Keeping your feet dry, the ultimate key to avoid undesired problems during your excursions
When you are planning an excursion, most of the time the logistic is focused on tends, food, light, water, and protection against the elements, especially when you will spend some nights out during the cold season.
Some people pay attention to their garments but rarely we think seriously about footwear, a key piece of the puzzle to keep you safe and healthy all along the excursion, or could you enjoy your expedition when your feet hurt?
In fact, feet injury might delay your travel back home and limit your survival skills because of limited mobility, so keeping your feet dry remains paramount not only to enjoy your excursion but also to keep you safe.
In this regard, the most important thing is to keep your feet dry. Wet feet and cold weather, joined together with hours of walking and perhaps an uncomfortable shoe may lead to different feet problems capable to turn your excursion into a nightmare.
From just swollen feet up to wounds and lacerations, your feet are exposed to a myriad of problems during a hiking excursion if you don't pay attention to their protection by a bunch of tips, some of them very easy.
1. Change your socks regularly
When you talk about keeping your feet dry, many people think that keeping away from watercourses and avoiding stepping on puddles is enough to keep your feet dry.
And that's wrong! Your feet will get wet even walking in the middle of a desert! Most of the time due to the natural sweating process.
Yes, your feet get dry not because of external water but due to your own bodily fluids retained in your socks, so changing them regularly it's a good idea to keep your feet dry and healthy.
2. Get sure your socks are dry
Many times hikers change their socks and store the used pair in a bag inside their backpack.
That's a mistake because unless you carry with you several socks pairs, sooner or later you will need to reuse the first, wet pair, and guess what? After being stored for several hours in a closed environment, they will be almost as wet as the moment when entered into the bag, leaving you without replacement socks.

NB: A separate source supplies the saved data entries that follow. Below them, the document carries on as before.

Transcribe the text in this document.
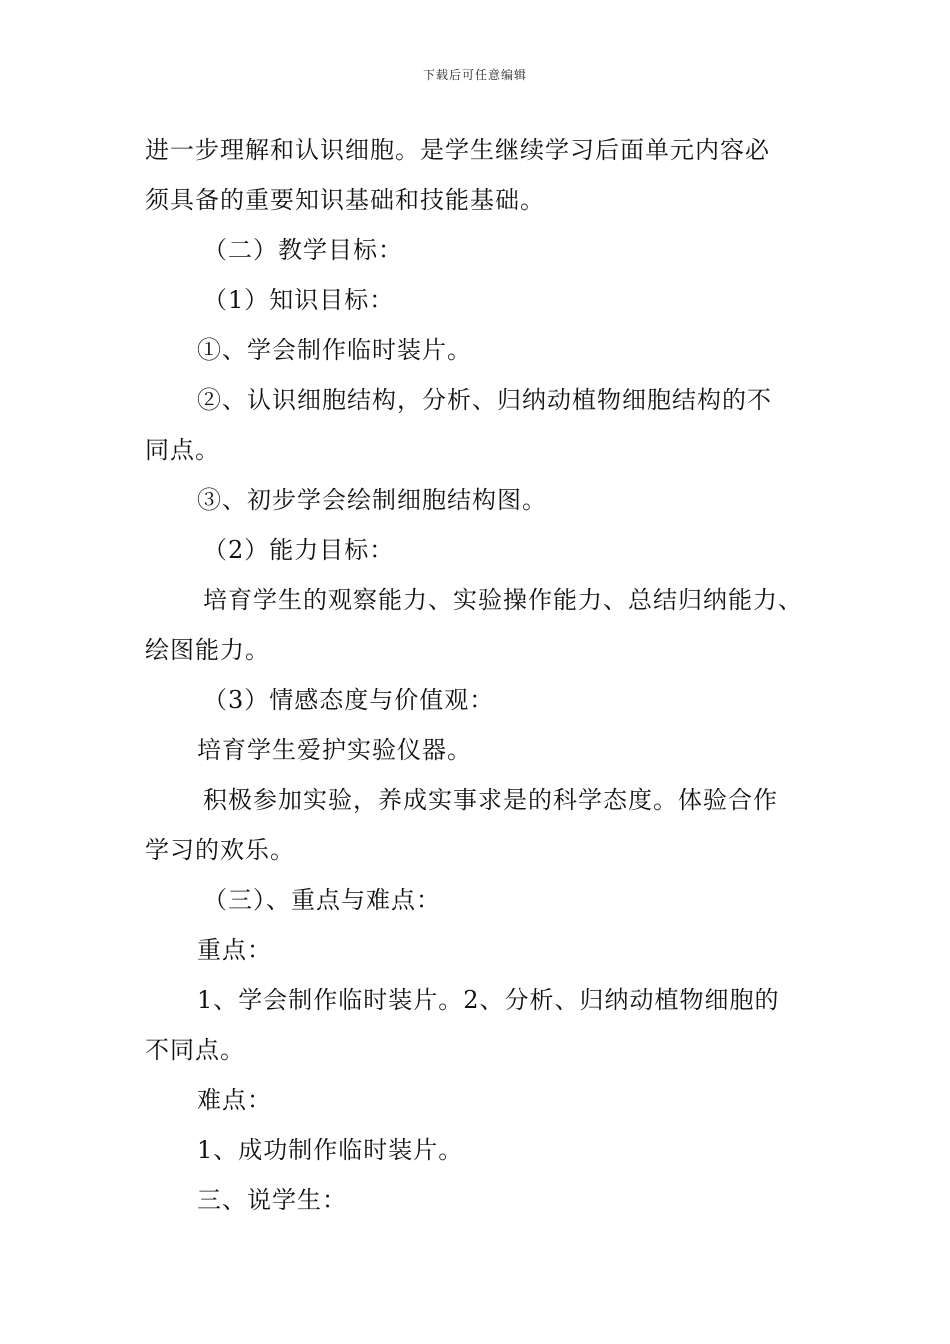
下载后可任意编辑
进一步理解和认识细胞。是学生继续学习后面单元内容必
须具备的重要知识基础和技能基础。
（二）教学目标：
（1）知识目标：
①、学会制作临时装片。
②、认识细胞结构，分析、归纳动植物细胞结构的不
同点。
③、初步学会绘制细胞结构图。
（2）能力目标：
培育学生的观察能力、实验操作能力、总结归纳能力、
绘图能力。
（3）情感态度与价值观：
培育学生爱护实验仪器。
积极参加实验，养成实事求是的科学态度。体验合作
学习的欢乐。
（三）、重点与难点：
重点：
1、学会制作临时装片。2、分析、归纳动植物细胞的
不同点。
难点：
1、成功制作临时装片。
三、说学生：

To avoid this undesired situation, find a way to store your used socks in an outer mesh of your backpack to allow proper drying. Perhaps it's not the most glamorous option, but it will help you to have replacement socks, that's sure!
3. Use respirable shoes
Once again, your feet sweat and there's no way out of that liquid, the inner surface of your shoes gets hotter and hotter and your feet continue sweating.
A vicious circle leading to a severe wet overcharge for your feet, after all that sweat has no way out!
The use of respirable shoes will help to limit this effect. Novel materials and designs aim to shoes capable to eliminate extra wetness, keeping your feet dry, and making it possible to extend the socks changing intervals.
However, it's not possible to use this type of shoes all the time, particularly during the cold season or when you are moving on wet or mud terrains, where water ponds are all over the area.
In such cases, it's a good choice not only changing your socks regularly but also to have an extra pair of shoes or boots. This way you will always have an extra pair of dry shoes when necessary.
As you see, keeping your feet dry might imply some extra work during your excursion, but all that effort will pay because your feet will be dry, safe, and healthy to carry all your weight back home!